Solar farms aren't all that useful at night, even though the sun is still shining on the other half of the planet. To make up for this missed opportunity, a team of engineers from the University of Glasgow has been working on a project to use reflectors in space that could redirect sunlight to parts of the Earth in the dark – and this way, potentially keep solar power plants running around the clock.
The initiative, dubbed Solspace, has just received a €2.5 million ($2.75 million) grant from the European Research Council (ERC) to support five years of research into ways to keep solar power flowing from dusk to dawn.
The idea seems straightforward: large, ultra-lightweight reflectors in orbit around the planet will reflect sunlight onto large-scale solar power farms still firmly rooted down on Earth, and which will be operating as normal. The reflectors will boost the farms' output particularly at sunset and sunrise, when energy production reduces due to the lack of light, while demand typically surges.
With the project still in its infancy, however, there remain many unknowns. The team, for example, is still weighing up whether to deploy small numbers of large reflectors, or large numbers of smaller ones. Some equations also need solving: in order to get the reflector to spot onto a specific solar power farm, the satellites will need to remain fairly low; but a low orbit means it will be harder for the reflector to have simultaneous visibility of both the sun and the power plant – an alignment that is a geometric requirement for the experiment to succeed.
"The European Research Council funding is for blue sky research," Colin McInnes, professor of engineering science at the University of Glasgow, and who founded the Solspace project, told ZDNet. "The delivery of an operational system is clearly many years ahead, but now is the time to explore the technologies that can help underpin the clean energy systems of the future."
In 2018, solar power delivered 585 TWh globally, which compares to a total energy demand of 157,000 TWh across the world. According to the National Space Society, however, current technologies only make use of a fraction of the solar energy available in space; and the sun's potential to deliver clean energy is still vastly unexplored.
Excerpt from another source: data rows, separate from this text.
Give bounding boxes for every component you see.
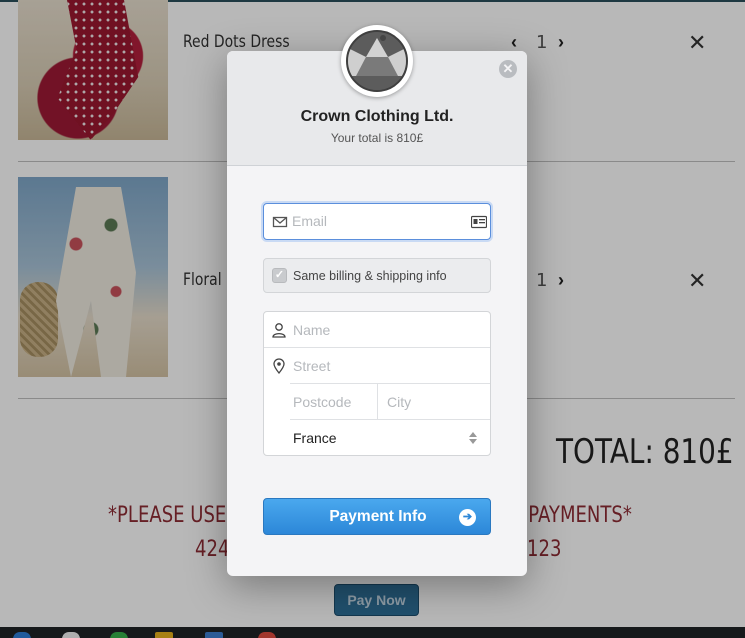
arrow-right-icon: ➔: [459, 509, 476, 526]
check-icon[interactable]: ✓: [272, 268, 287, 283]
id-card-icon: [471, 215, 487, 229]
checkout-modal: ✕ Crown Clothing Ltd. Your total is 810£…: [227, 25, 527, 576]
person-icon: [272, 323, 286, 338]
street-field[interactable]: Street: [293, 358, 330, 374]
envelope-icon: [272, 216, 288, 228]
payment-info-button[interactable]: Payment Info ➔: [263, 498, 491, 535]
postcode-field[interactable]: Postcode: [293, 394, 351, 410]
city-field[interactable]: City: [387, 394, 411, 410]
select-arrows-icon: [469, 432, 477, 444]
email-placeholder: Email: [292, 213, 328, 229]
modal-total: Your total is 810£: [330, 131, 424, 145]
modal-header: ✕ Crown Clothing Ltd. Your total is 810£: [227, 25, 527, 166]
address-fields: Name Street Postcode City France: [263, 311, 491, 456]
name-field[interactable]: Name: [293, 322, 330, 338]
store-name: Crown Clothing Ltd.: [300, 108, 454, 125]
same-billing-toggle[interactable]: ✓ Same billing & shipping info: [263, 258, 491, 293]
same-billing-label: Same billing & shipping info: [293, 269, 447, 283]
country-select[interactable]: France: [293, 430, 337, 446]
payment-info-label: Payment Info: [329, 508, 427, 525]
crown-logo-icon: [346, 30, 408, 92]
email-field[interactable]: Email: [263, 203, 491, 240]
map-pin-icon: [273, 358, 285, 374]
store-logo: [341, 25, 413, 97]
close-icon[interactable]: ✕: [499, 60, 517, 78]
Unleashing such potential has been the focus of studies around the world for about half a century. Among the early explorers of space-based solar power were the Russians, who in 1993 launched project Znamya, with the idea to use a mirror in space to illuminate points on Earth with light equivalent to that of several full moons.
More recently, Japan unveiled a 15-year plan to turn solar energy in space into useable energy on Earth, but the concept put forward by the country's researchers differs slightly from the one invented by McInnes. Instead of directing sunlight down to collectors on the surface of the planet, the Japan Aerospace Exploration Agency (JAXA) is working on launching power stations into space, which would transform sunlight into microwaves while in orbit, before beaming the energy produced back to Earth in the form of a laser. JAXA is aiming to have built a 1GW power station by 2031, and to be launching one power station per year by the late 2030s.
The Chinese government, with the same concept in mind, is hoping to launch a space-based solar power station that can generate at least 1MW of electricity by 2030, and to have a commercial-scale plant in space by the 2050s. In the past few years, aerospace engineers in Glasgow have also been working on a multinational project to send large power structures into space, to produce solar energy and then send it back to Earth.
The cost of launching objects into orbit is exorbitant enough to explain why sending solar power farms into space is not the new normal just yet. The Solspace project is "quite different," said McInnes, because most of the power plant infrastructure will remain on the ground; "the space-based infrastructure is only the large, lightweight reflectors," he added.
Launching large reflectors into orbit, no matter how lightweight they are, still comes with costs and technical hurdles; and so, McInnes's team is researching new methods to build the devices directly in space. One of the technologies that lends itself well to the idea is 3D printing.
"We will be developing methods to fabricate ultra-lightweight reflectors in orbit, which do not have to be packed and then unfolded after the rigours of launch," said McInnes. "By fabricating the reflectors in orbit, for example by adapting 3D printing technologies, we believe extremely lightweight structures can be deployed."
NASA has already been testing 3D printers aboard the International Space Station (ISS) to create components and supplies for long-duration missions. Dubbed the "3D print on-demand machine shop" by the organization's engineers, the technology could drastically reduce both the time and cost of sending objects from Earth to astronauts.
McInnes and his team, for the time being, still have a lot on their plate before Solspace can become a tangible reality. "As well as engineering challenges, we'll be looking at integration with terrestrial energy systems and economic modelling," said the researcher.
"But the combination of falling launch costs, in-orbit fabrication methods and future global demand for clean energy makes it timely," he added. And if successful, McInnes's space project could significantly boost solar power infrastructure, and clean energy outputs, back on planet Earth.